PH eyes stronger ties with US through more FTAs


The Philippines aims to implement measures to strengthen trade ties with the United States, considering the country’s upbeat trade performance in 2017, according to the National Economic and Development Authority (NEDA).

Socioeconomic Planning Secretary and NEDA director general Ernesto M. Pernia, in his presentation to the U.S.-Philippines Society Board of Directors’ Meeting on February 19, highlighted the intention of the Philippines to keep its current trade with the U.S. in positive territory and further improve trade between both countries.

“We have a positive trade balance with the U.S., and we want to keep it that way,” the NEDA official said.

Pernia added that there is a need to discuss and explore more free trade agreements (FTAs) with the U.S. to foster investment opportunities.

“Even though we already have a Trade and Investment Framework Agreement with the U.S., it is still important to establish an FTA to gain access for more exports from the Philippines to the U.S. market,” Pernia said.

He identified food production, agriculture, renewable energy, and services as sectors that can be further explored as trade and investment opportunities between the two countries.

Pernia added that opening up more sectors to foreign investments and amending the Public Service Act to engender competition and improve information and communications technology infrastructure would open up more trade opportunities in education, telecommunications, transportation, and construction.

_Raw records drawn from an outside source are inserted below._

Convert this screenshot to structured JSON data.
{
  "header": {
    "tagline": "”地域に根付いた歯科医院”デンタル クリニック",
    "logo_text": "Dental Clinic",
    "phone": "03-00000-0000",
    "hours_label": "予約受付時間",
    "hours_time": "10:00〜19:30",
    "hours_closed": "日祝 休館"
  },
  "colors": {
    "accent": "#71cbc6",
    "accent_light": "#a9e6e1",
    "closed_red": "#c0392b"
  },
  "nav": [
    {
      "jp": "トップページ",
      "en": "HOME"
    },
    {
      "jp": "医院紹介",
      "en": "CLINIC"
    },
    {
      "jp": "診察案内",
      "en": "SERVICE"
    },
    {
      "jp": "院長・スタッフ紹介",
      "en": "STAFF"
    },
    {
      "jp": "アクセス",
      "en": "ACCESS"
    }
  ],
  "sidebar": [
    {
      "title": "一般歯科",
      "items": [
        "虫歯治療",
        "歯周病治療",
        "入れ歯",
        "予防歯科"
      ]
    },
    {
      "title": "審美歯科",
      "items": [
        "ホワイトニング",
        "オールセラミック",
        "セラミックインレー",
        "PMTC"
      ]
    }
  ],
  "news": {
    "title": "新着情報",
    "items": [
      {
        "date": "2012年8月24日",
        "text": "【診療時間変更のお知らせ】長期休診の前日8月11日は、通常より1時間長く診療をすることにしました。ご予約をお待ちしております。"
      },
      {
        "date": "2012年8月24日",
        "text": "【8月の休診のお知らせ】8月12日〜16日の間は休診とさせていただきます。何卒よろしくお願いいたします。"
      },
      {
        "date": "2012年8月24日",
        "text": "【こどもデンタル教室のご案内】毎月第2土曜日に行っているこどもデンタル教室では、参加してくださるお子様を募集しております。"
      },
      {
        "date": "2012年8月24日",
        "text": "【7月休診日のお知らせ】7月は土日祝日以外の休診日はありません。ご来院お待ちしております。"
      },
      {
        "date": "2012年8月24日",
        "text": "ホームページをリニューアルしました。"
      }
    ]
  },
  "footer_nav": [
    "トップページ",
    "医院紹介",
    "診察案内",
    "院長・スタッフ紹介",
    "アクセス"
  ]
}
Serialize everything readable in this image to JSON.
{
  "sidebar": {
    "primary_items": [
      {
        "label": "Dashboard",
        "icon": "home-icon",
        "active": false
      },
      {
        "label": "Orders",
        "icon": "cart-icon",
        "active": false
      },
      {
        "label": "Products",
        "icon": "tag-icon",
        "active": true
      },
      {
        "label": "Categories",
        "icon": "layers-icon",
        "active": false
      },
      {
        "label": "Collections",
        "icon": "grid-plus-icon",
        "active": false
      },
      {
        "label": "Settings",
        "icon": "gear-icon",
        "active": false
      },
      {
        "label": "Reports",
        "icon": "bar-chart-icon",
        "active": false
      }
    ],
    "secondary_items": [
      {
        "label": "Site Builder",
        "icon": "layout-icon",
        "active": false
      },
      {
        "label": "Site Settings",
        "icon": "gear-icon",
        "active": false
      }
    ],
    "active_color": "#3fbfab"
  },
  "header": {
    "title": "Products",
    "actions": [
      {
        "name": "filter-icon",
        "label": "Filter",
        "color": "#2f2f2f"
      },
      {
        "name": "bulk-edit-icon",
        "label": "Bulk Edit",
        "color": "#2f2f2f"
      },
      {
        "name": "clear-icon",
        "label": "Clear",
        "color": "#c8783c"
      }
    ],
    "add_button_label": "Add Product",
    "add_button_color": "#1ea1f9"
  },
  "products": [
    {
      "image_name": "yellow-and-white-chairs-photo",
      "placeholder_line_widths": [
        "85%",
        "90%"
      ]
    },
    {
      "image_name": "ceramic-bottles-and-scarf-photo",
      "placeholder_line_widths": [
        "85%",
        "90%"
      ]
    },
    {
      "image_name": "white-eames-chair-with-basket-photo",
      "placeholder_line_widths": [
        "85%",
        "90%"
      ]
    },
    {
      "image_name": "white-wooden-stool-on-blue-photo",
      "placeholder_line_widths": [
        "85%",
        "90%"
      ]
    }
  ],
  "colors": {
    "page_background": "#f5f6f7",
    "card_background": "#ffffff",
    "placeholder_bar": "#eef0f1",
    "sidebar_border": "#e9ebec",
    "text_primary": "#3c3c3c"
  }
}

“Now is an opportune time to strengthen ties with our foreign partners,” Pernia said, emphasizing the recovery of global trade as an opportunity for Philippine exports to grow.

From January to November 2017, Philippine exports to the U.S. registered US$8.5 billion while imports registered $6.4-billion.

Among the top Philippine exports to the U.S. were semiconductors, garments, manufactures, electronics, and electronic data processing, all of which accounted for 56.9% of total exports to the U.S. from January to November 2017.

Top imports from the U.S. were telecommunications equipment and electronic machinery, materials and accessories for the manufacture of electrical equipment, animal feeds, wheat, and aircraft, ships, and boats, all of which accounted for 54.9% of total registered imports for the same period.

Meanwhile, investment commitments of the U.S. reached P5.5 billion in the first three quarters of 2017, focusing mainly on administrative and support activities and manufacturing.